LOS MISERABLES, Víctor Hugo
Siempre he creído que cuando un hombre corrige con educación a un niño está formando a un futuro hombre educado. Por el contrario, si un adulto reprende con arbitraria dureza el comportamiento de un joven, existen muchas posibilidades de que en el futuro sea también un hombre maleducado, incapaz de sentir la delicadeza suficiente para construir un mundo mejor.
Cuando explico esta novela realista a mis alumnas y alumnos, siempre les digo que, aparte de la variedad de temas que confluyen en Los Miserables, este maravilloso fresco de la sociedad decimonónica francesa puede resumirse (asumiendo la temeridad del intento) en unas pocas palabras: Los Miserables plantea el valor de la ejemplaridad y de la posible transformación de un hombre perdido en un hombre justo, que busca el bien y actúa con bondad. De eso trata este clásico vivo: del valor del ejemplo por encima del verba volant.
“Jean Valjean, temblando de pies a cabeza, tomó los dos candelabros maquinalmente, con aire distraído.
–Ahora –dijo el obispo–, id en paz. A propósito, cuando volváis, amigo mío, es inútil que paséis por el jardín. Podéis entrar y salir siempre por la puerta de la calle. Está cerrada solo con un picaporte, noche y día.

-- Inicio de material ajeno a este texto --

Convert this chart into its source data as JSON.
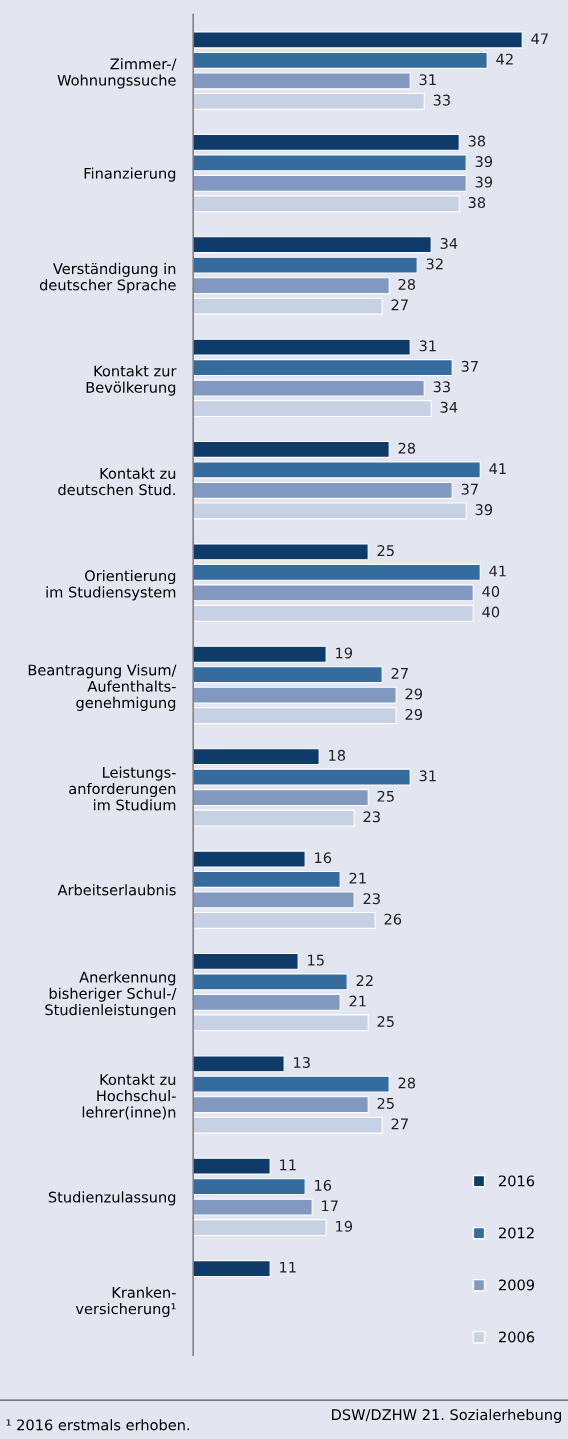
{
  "chart_data": {
    "type": "bar",
    "orientation": "horizontal",
    "data_labels": true,
    "legend": "bottom right",
    "grid": false,
    "categories": [
      "Zimmer-/\nWohnungssuche",
      "Finanzierung",
      "Verständigung in\ndeutscher Sprache",
      "Kontakt zur\nBevölkerung",
      "Kontakt zu\ndeutschen Stud.",
      "Orientierung\nim Studiensystem",
      "Beantragung Visum/\nAufenthalts-\ngenehmigung",
      "Leistungs-\nanforderungen\nim Studium",
      "Arbeitserlaubnis",
      "Anerkennung\nbisheriger Schul-/\nStudienleistungen",
      "Kontakt zu\nHochschul-\nlehrer(inne)n",
      "Studienzulassung",
      "Kranken-\nversicherung¹"
    ],
    "series": [
      {
        "name": "2016",
        "color": "#0f3b69",
        "values": [
          47,
          38,
          34,
          31,
          28,
          25,
          19,
          18,
          16,
          15,
          13,
          11,
          11
        ]
      },
      {
        "name": "2012",
        "color": "#356b9d",
        "values": [
          42,
          39,
          32,
          37,
          41,
          41,
          27,
          31,
          21,
          22,
          28,
          16,
          null
        ]
      },
      {
        "name": "2009",
        "color": "#8199c0",
        "values": [
          31,
          39,
          28,
          33,
          37,
          40,
          29,
          25,
          23,
          21,
          25,
          17,
          null
        ]
      },
      {
        "name": "2006",
        "color": "#c6d1e4",
        "values": [
          33,
          38,
          27,
          34,
          39,
          40,
          29,
          23,
          26,
          25,
          27,
          19,
          null
        ]
      }
    ],
    "annotations": [
      "DSW/DZHW 21. Sozialerhebung",
      "¹ 2016 erstmals erhoben."
    ]
  }
}
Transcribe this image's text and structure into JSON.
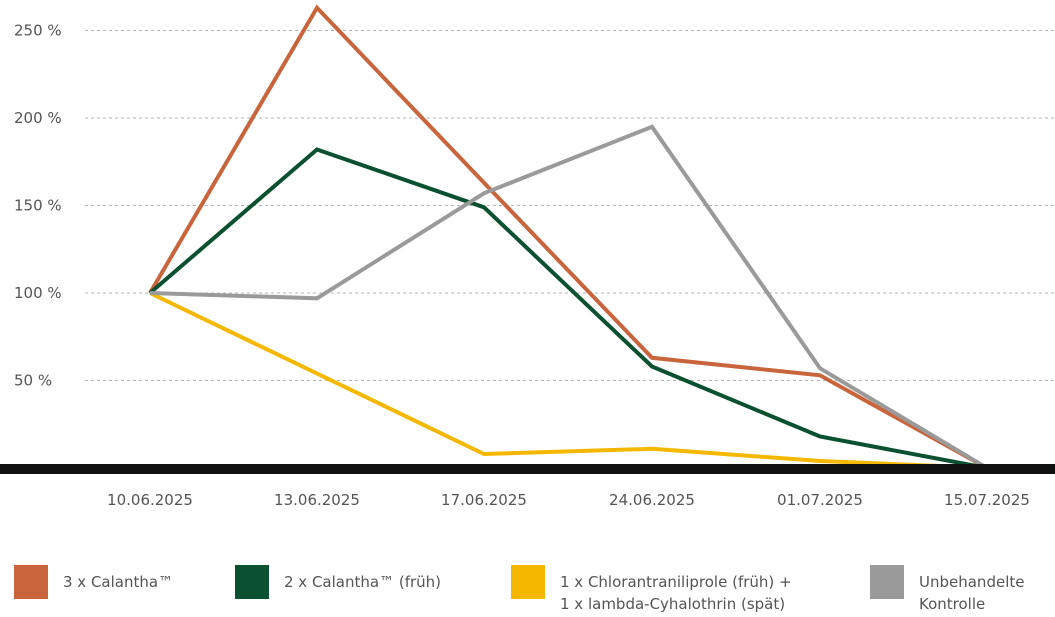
{
  "chart_data": {
    "type": "line",
    "title": "",
    "xlabel": "",
    "ylabel": "",
    "categories": [
      "10.06.2025",
      "13.06.2025",
      "17.06.2025",
      "24.06.2025",
      "01.07.2025",
      "15.07.2025"
    ],
    "y_tick_labels": [
      "250 %",
      "200 %",
      "150 %",
      "100 %",
      "50 %"
    ],
    "y_ticks": [
      250,
      200,
      150,
      100,
      50
    ],
    "ylim": [
      0,
      260
    ],
    "grid": "horizontal dashed",
    "legend_position": "bottom",
    "series": [
      {
        "name": "3 x Calantha™",
        "color": "#c8653c",
        "values": [
          100,
          263,
          163,
          63,
          53,
          0
        ]
      },
      {
        "name": "2 x Calantha™ (früh)",
        "color": "#0b5030",
        "values": [
          100,
          182,
          149,
          58,
          18,
          0
        ]
      },
      {
        "name": "1 x Chlorantraniliprole (früh) + 1 x lambda-Cyhalothrin (spät)",
        "color": "#f4b800",
        "values": [
          100,
          54,
          8,
          11,
          4,
          0
        ]
      },
      {
        "name": "Unbehandelte Kontrolle",
        "color": "#9a9a9a",
        "values": [
          100,
          97,
          157,
          195,
          57,
          0
        ]
      }
    ]
  },
  "legend": {
    "items": [
      {
        "label": "3 x Calantha™",
        "color": "#c8653c"
      },
      {
        "label": "2 x Calantha™ (früh)",
        "color": "#0b5030"
      },
      {
        "label": "1 x Chlorantraniliprole  (früh) +\n1 x lambda-Cyhalothrin (spät)",
        "color": "#f4b800"
      },
      {
        "label": "Unbehandelte\nKontrolle",
        "color": "#9a9a9a"
      }
    ]
  }
}
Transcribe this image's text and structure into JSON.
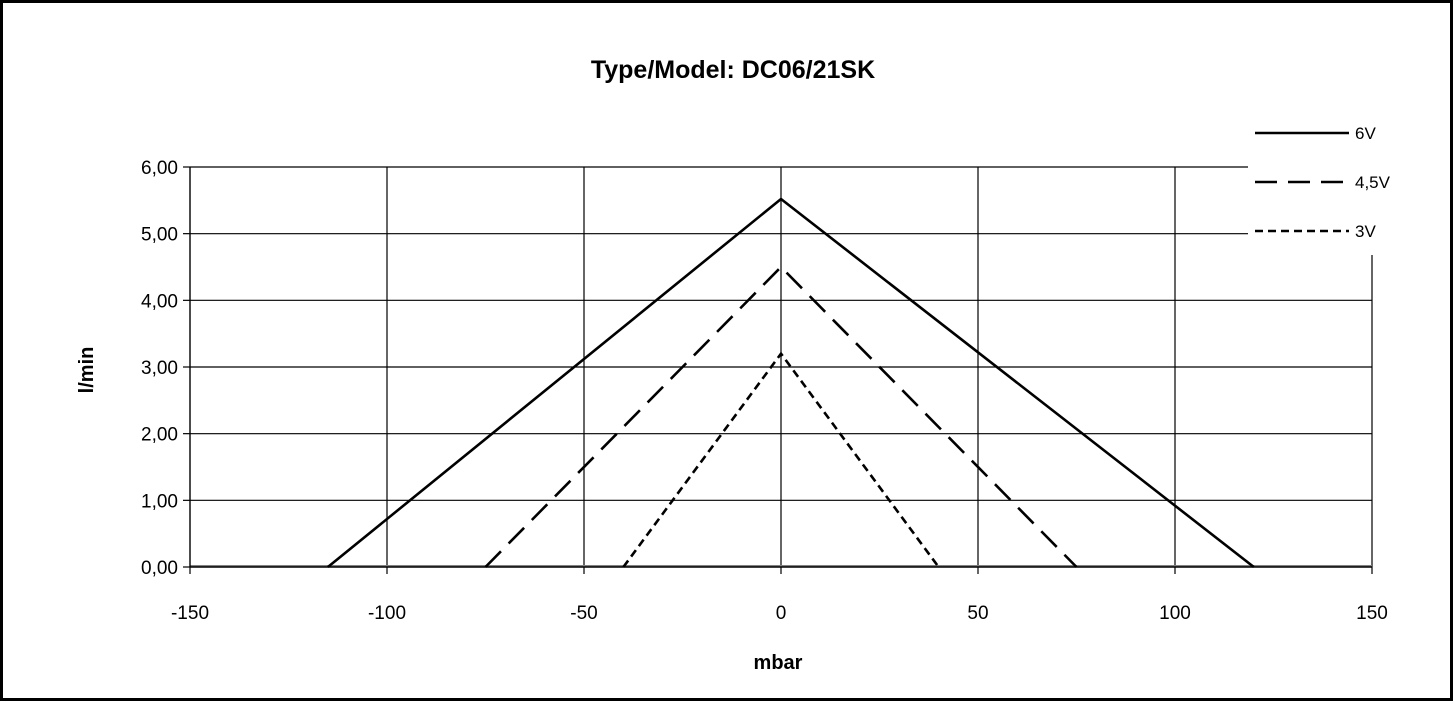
{
  "chart_data": {
    "type": "line",
    "title": "Type/Model: DC06/21SK",
    "xlabel": "mbar",
    "ylabel": "l/min",
    "xlim": [
      -150,
      150
    ],
    "ylim": [
      0,
      6
    ],
    "x_ticks": [
      -150,
      -100,
      -50,
      0,
      50,
      100,
      150
    ],
    "x_tick_labels": [
      "-150",
      "-100",
      "-50",
      "0",
      "50",
      "100",
      "150"
    ],
    "y_ticks": [
      0,
      1,
      2,
      3,
      4,
      5,
      6
    ],
    "y_tick_labels": [
      "0,00",
      "1,00",
      "2,00",
      "3,00",
      "4,00",
      "5,00",
      "6,00"
    ],
    "grid": true,
    "legend_position": "top-right",
    "series": [
      {
        "name": "6V",
        "style": "solid",
        "x": [
          -115,
          0,
          120
        ],
        "y": [
          0,
          5.52,
          0
        ]
      },
      {
        "name": "4,5V",
        "style": "long-dash",
        "x": [
          -75,
          0,
          75
        ],
        "y": [
          0,
          4.5,
          0
        ]
      },
      {
        "name": "3V",
        "style": "short-dash",
        "x": [
          -40,
          0,
          40
        ],
        "y": [
          0,
          3.2,
          0
        ]
      }
    ],
    "baseline": {
      "x": [
        -150,
        150
      ],
      "y": [
        0,
        0
      ],
      "color": "#808080"
    }
  }
}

Luego, volviéndose hacia los gendarmes, les dijo:
–Señores, podéis retiraros.
Los gendarmes se alejaron.
Jean Valjean estaba como un hombre que va a desmayarse.
El obispo se aproximó a él y le dijo en voz baja:
–No olvidéis nunca que me habéis prometido emplear este dinero en haceros hombre honrado.
Jean Valjean, que no recordaba haber prometido nada, quedó suspenso. El obispo había subrayado estas palabras, al pronunciarlas.
Continuó el obispo con cierta solemnidad:
–Jean Valjean, hermano mío, ya no pertenecéis al mal sino al bien. Yo compro vuestra alma; yo la libro de las negras ideas y del espíritu de perdición, y la consagro a Dios”.
Capítulo XII (El obispo trabaja), Libro Primero, Primera Parte.